Everything in Python is an object. Objects can be inspected. The builtin
function repr(obj) gives a diagnostic and often compilable
REPResentation of the object, and str(obj) [think STRing] gives a
"pretty" picture. Sometimes repr() and str() produce the same results.
To understand what "format" it's in, read the documentation; in this
case, it's found at:
http://www.python.org/doc/2.4.1/lib/datetime-datetime.html
and play around with the command-line interpreter (example below) or
your favourite IDE.
>>> import datetime
>>> t1 = datetime.datetime.now(); t2 = t1 + datetime.timedelta(minutes=5)
[somewhat later]
>>> t3 = datetime.datetime.now()
>>> for x in t1, t2, t3: print str(x), repr(x)
...
2005-06-10 07:39:15.312000 datetime.datetime(2005, 6, 10, 7, 39, 15, 312000)

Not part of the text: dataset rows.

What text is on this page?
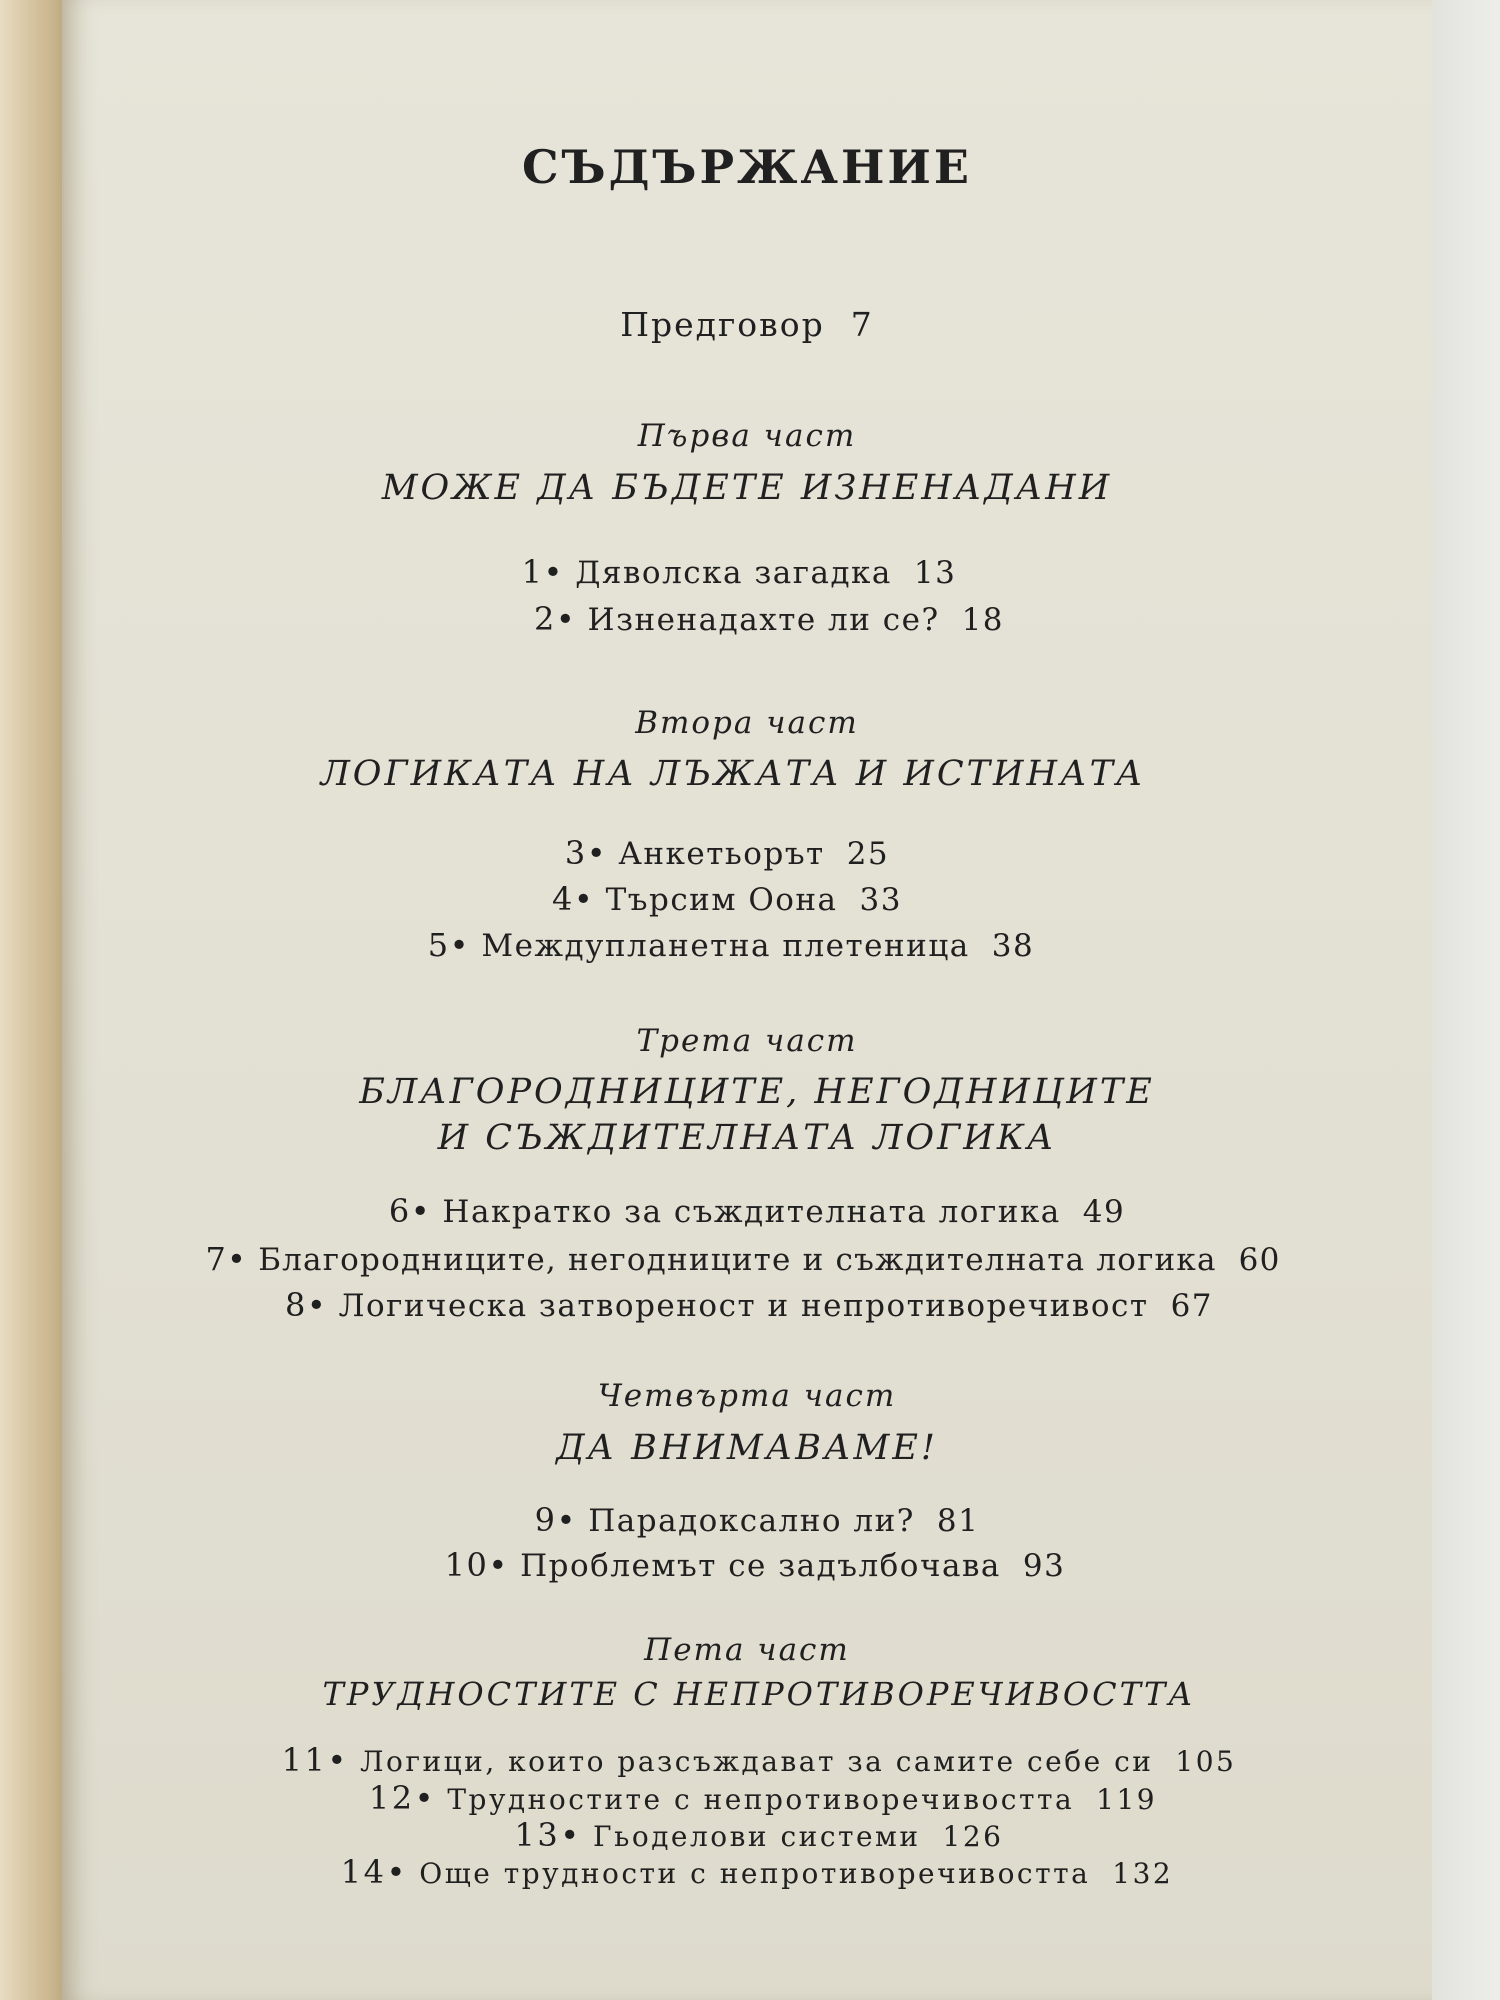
СЪДЪРЖАНИЕ
Предговор 7
Първа част
МОЖЕ ДА БЪДЕТЕ ИЗНЕНАДАНИ
1• Дяволска загадка 13
2• Изненадахте ли се? 18
Втора част
ЛОГИКАТА НА ЛЪЖАТА И ИСТИНАТА
3• Анкетьорът 25
4• Търсим Оона 33
5• Междупланетна плетеница 38
Трета част
БЛАГОРОДНИЦИТЕ, НЕГОДНИЦИТЕ
И СЪЖДИТЕЛНАТА ЛОГИКА
6• Накратко за съждителната логика 49
7• Благородниците, негодниците и съждителната логика 60
8• Логическа затвореност и непротиворечивост 67
Четвърта част
ДА ВНИМАВАМЕ!
9• Парадоксално ли? 81
10• Проблемът се задълбочава 93
Пета част
ТРУДНОСТИТЕ С НЕПРОТИВОРЕЧИВОСТТА
11• Логици, които разсъждават за самите себе си 105
12• Трудностите с непротиворечивостта 119
13• Гьоделови системи 126
14• Още трудности с непротиворечивостта 132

2005-06-10 07:44:15.312000 datetime.datetime(2005, 6, 10, 7, 44, 15, 312000)
2005-06-10 07:56:03.031000 datetime.datetime(2005, 6, 10, 7, 56, 3, 31000)
>>> t3 > t2
True
> But how do I do if I want the current time as an integer (unix
> timestamp) in Python?
The Python time module would be a good starting point.